Foundations to Advanced Systems: LLMs for Product Managers
Tokens, Context Windows, and Generation Controls
1.2 Tokens, Not Words
To work effectively with LLM's as a product builder, you need a working understanding of three foundational mechanics:
- How text is broken down into tokens
- How much text a model can hold in its attention at once
- How you can influence the style and nature of what the model generates.
These are not JUST technical details. They directly affect product decisions around feature design, cost, reliability, and user experience.
There is one more layer to understand about the prediction mechanism and it matters more than it might initially seem. LLMs do not actually process words. They process tokens.
A token is a chunk of text, roughly three to four characters on average in English. Common words are often a single token.
Less common words, technical terms, or words in other languages may be split across multiple tokens.
The sentence you are reading right now is not a sequence of words to the model. It is a sequence of numerical identifiers, each representing a token, fed into the model as input.
This matters for product design for a few reasons :
Token limits define how much text a model can process in a single interaction, costs in most LLM APIs are calculated based on token count.
Tasks like processing long documents or maintaining extended conversations, require deliberate thinking about how to stay within these boundaries without losing important context.
Understanding the token-level mechanics gives you a clearer mental model of what is happening under the hood, and helps you make better decisions when designing features, setting context windows, and estimating the cost of running LLM-powered functionality at scale.
A token can be:
- A full word
- Part of a word
- Punctuation
- Symbols
This matters because cost, latency, and output length are token-dependent.
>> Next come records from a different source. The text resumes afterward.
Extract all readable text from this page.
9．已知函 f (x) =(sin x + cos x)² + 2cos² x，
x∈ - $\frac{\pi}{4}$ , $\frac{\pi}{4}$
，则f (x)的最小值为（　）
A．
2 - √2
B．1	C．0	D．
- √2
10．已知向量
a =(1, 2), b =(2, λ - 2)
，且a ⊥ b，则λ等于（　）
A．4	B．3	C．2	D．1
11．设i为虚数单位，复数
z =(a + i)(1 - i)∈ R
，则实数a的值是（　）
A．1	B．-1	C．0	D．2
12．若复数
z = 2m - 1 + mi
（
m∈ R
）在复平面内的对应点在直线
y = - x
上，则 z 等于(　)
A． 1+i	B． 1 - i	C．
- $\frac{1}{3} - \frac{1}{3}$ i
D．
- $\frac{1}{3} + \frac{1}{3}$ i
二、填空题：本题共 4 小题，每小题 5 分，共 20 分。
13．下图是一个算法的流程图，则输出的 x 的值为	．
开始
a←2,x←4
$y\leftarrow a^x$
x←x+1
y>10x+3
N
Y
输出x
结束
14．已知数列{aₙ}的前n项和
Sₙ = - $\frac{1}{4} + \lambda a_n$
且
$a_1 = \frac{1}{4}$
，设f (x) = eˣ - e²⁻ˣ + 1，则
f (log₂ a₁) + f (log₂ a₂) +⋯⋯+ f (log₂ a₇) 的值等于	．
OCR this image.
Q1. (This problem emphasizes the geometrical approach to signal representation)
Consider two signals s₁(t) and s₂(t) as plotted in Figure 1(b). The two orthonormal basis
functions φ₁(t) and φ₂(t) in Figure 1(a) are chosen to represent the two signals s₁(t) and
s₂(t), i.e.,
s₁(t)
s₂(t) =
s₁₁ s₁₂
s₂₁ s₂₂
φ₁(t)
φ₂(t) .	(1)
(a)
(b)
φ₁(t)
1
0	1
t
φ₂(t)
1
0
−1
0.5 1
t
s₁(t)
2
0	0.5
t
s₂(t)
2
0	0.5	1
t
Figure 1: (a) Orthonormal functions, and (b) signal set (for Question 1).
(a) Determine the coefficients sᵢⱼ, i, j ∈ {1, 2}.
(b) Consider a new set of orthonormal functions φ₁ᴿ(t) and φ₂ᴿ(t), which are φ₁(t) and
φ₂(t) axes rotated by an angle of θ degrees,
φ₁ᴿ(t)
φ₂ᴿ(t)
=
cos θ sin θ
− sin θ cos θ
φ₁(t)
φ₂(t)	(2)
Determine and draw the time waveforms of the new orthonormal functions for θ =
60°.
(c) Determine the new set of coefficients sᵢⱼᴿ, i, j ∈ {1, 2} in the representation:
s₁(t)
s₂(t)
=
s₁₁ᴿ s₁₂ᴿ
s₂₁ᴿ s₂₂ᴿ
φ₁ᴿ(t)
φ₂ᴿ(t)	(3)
Context Windows: How Much the Model Can "See"
The context window is the total number of tokens a model can process at one time.
This includes everything: the system instructions you have provided, the conversation history, any documents or data you have passed in, and the response the model is generating.
Once the combined token count exceeds the context window, the model can no longer access the earlier parts of the conversation. Think of the context window as the model's working memory. Unlike a human who can vaguely recall a conversation from last week, the model has no memory outside of what is currently in the context window. Anything outside that window simply does not exist for the model in that interaction.
For product designers, this creates real constraints. Long conversations will eventually push early messages out of the window. Large documents passed as context consume a significant portion of available tokens. Features like chat history, document analysis, or multi-step workflows all require deliberate decisions about what to keep in context, what to summarize, and what to drop entirely.
Context windows have grown significantly over recent years, from a few thousand tokens to hundreds of thousands in some models. But even with large windows, efficiency matters, because every token in the window contributes to latency and cost.
Generation Controls: Shaping How the Model Responds
Beyond what you put into the model, you also have control over how the model generates its output.
The most important of these controls are Temperature, Top-p, and Max tokens.
Temperature is the most commonly used control. It governs how much randomness the model introduces when selecting the next token. A low temperature, close to zero, makes the model conservative and deterministic, it will almost always pick the most statistically likely next token. A high temperature introduces more variation and creativity, but also more risk of incoherence.
For product use cases that require precision, such as data extraction or classification, you generally want a low temperature. For creative or generative tasks, a higher temperature produces more varied and interesting results.
Top-p, sometimes called nucleus sampling, is an alternative way to control randomness. Rather than adjusting the probability of all possible tokens equally, it limits the model to choosing from only the most probable tokens that together make up a set percentage of the total probability. In practice, temperature and top-p are often used together, though many teams find that tuning one at a time is easier to reason about.
Max tokens simply sets a ceiling on how long the model's response can be. This is useful for controlling costs, enforcing consistent response formats, and preventing the model from generating unnecessarily long outputs in contexts where brevity is required.
These three mechanics, tokens, context windows, and generation controls, form the foundation of how you configure and constrain LLM behavior in a product. Understanding them moves you from treating the model as a black box to treating it as a system with known parameters you can tune. As you move further into product design and prompt engineering, you will find yourself returning to these concepts repeatedly, because they sit underneath almost every decision about reliability, cost, and user experience.